De telles décision sont très coûteuses pour une société comme le Québec, qui n'a pas beaucoup de moyens pour investir dans ses infrastructures. «Quand on n'est pas très riche, c'est encore plus important de prendre les bonnes décisions», dit l'urbaniste.

Comparativement au transport en commun, la voiture privée ne cesse de prendre du gallon. «L'imaginaire se renforce de plus en plus avec la publicité, explique-t-il.

L'auto est devenue le refuge ultime de l'individualisme, où il est possible de téléphoner, d'écouter la radio et la télévision». À côté, le transport en commun avec la foule, les attentes et les transferts, fait de moins en moins le poids.

Le gouvernement du Québec s'est donné comme objectif d'augmenter l'achalandage du transport en commun de 8% d'ici juin 2012. Québec veut ainsi réduire la congestion routière et diminuer les émissions de gaz à effet de serre.

Le trou de beigne

Le prolongement des réseaux de transport en commun vers des banlieues de plus en plus éloignées peut encourager l'étalement urbain et vider la ville-centre de ses habitants. C'est l'effet «trou de beigne», expérimenté par plusieurs métropoles américaines.

Selon Gérald Beaudet, c'est un danger qui guette aussi Montréal. La ville a réussi jusqu'à maintenant à conserver des résidents de toutes les classes sociales. Il n'y a pas seulement des riches et des pauvres dans la métropole, mais aussi une classe moyenne qui habite des quartiers dynamiques comme le Plateau, Rosemont, Villeray ou Verdun. Mais pour combien de temps encore?

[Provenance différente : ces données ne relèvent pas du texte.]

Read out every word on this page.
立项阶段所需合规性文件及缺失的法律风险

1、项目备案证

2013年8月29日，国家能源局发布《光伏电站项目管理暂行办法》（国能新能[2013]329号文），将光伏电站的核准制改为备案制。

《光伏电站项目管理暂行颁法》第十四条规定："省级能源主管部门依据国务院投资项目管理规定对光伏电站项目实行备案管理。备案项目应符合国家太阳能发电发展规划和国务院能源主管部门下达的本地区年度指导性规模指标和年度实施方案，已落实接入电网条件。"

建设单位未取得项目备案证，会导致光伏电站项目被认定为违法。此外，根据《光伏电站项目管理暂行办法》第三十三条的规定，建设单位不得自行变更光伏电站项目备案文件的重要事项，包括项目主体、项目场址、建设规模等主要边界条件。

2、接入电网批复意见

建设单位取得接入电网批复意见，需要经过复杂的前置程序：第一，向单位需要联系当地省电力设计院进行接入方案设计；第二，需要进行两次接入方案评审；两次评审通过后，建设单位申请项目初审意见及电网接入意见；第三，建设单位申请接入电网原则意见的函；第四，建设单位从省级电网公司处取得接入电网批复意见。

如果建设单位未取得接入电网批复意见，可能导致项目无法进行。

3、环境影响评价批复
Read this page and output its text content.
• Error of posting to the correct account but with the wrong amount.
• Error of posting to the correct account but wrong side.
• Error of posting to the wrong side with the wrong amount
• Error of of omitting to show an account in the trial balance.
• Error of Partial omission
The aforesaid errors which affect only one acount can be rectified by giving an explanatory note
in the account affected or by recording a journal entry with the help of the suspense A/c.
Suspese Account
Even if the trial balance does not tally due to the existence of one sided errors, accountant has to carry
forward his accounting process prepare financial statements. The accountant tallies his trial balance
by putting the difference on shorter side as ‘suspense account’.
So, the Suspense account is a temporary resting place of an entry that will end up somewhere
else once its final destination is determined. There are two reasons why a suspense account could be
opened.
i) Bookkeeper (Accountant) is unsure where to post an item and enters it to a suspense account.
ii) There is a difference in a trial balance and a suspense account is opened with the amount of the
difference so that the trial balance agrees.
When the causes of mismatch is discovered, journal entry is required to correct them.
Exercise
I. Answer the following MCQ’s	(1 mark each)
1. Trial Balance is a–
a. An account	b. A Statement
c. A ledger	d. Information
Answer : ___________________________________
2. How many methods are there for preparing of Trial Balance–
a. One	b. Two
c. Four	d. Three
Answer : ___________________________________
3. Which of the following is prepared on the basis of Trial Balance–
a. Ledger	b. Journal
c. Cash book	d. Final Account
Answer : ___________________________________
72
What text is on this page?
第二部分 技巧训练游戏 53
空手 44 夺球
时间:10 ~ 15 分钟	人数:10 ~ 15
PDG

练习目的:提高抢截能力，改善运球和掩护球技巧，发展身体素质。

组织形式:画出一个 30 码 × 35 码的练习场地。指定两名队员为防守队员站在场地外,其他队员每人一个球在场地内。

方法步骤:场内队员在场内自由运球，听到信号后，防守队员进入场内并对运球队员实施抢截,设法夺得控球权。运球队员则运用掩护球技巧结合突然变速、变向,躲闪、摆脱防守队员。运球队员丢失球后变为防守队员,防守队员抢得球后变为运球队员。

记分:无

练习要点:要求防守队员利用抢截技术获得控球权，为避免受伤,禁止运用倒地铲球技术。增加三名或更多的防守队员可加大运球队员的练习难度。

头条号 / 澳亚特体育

«Il n'y a pas que le transport qui encourage l'étalement urbain. À chaque fois qu'on ferme un école ou un hôpital de quartier pour en ouvrir d'autre en banlieues, on ouvre de nouveaux fronts d'urbanisation».

Berthierville est un exemple de nouveau front d'urbanisation. «Depuis l'ouverture de l'hôpital Le Gardeur, à Repentigny, ceux qui y travaillent peuvent aussi bien s'installer à Berthier, où les maisons sont moins chères».

Pour encourager l'utilisation du transport en commun, l'urbaniste estime qu'il faut d'abord avoir une approche unique. «Il n'y a aucune raison d'avoir des sociétés de transport autonomes comme à Laval et à Longueuil», dit-il.

Il faut ensuite rendre plus contraignante l'utilisation de la voiture pour se rendre au travail, ce qui veut dire encourager le covoiturage avec des voies réservées et taxer le stationnement.

On n'en sors pas, répète Gérald Beaudet. «Si on ne contraint pas le transport privé, les investissements dans le transport en commun demeureront sans résultat».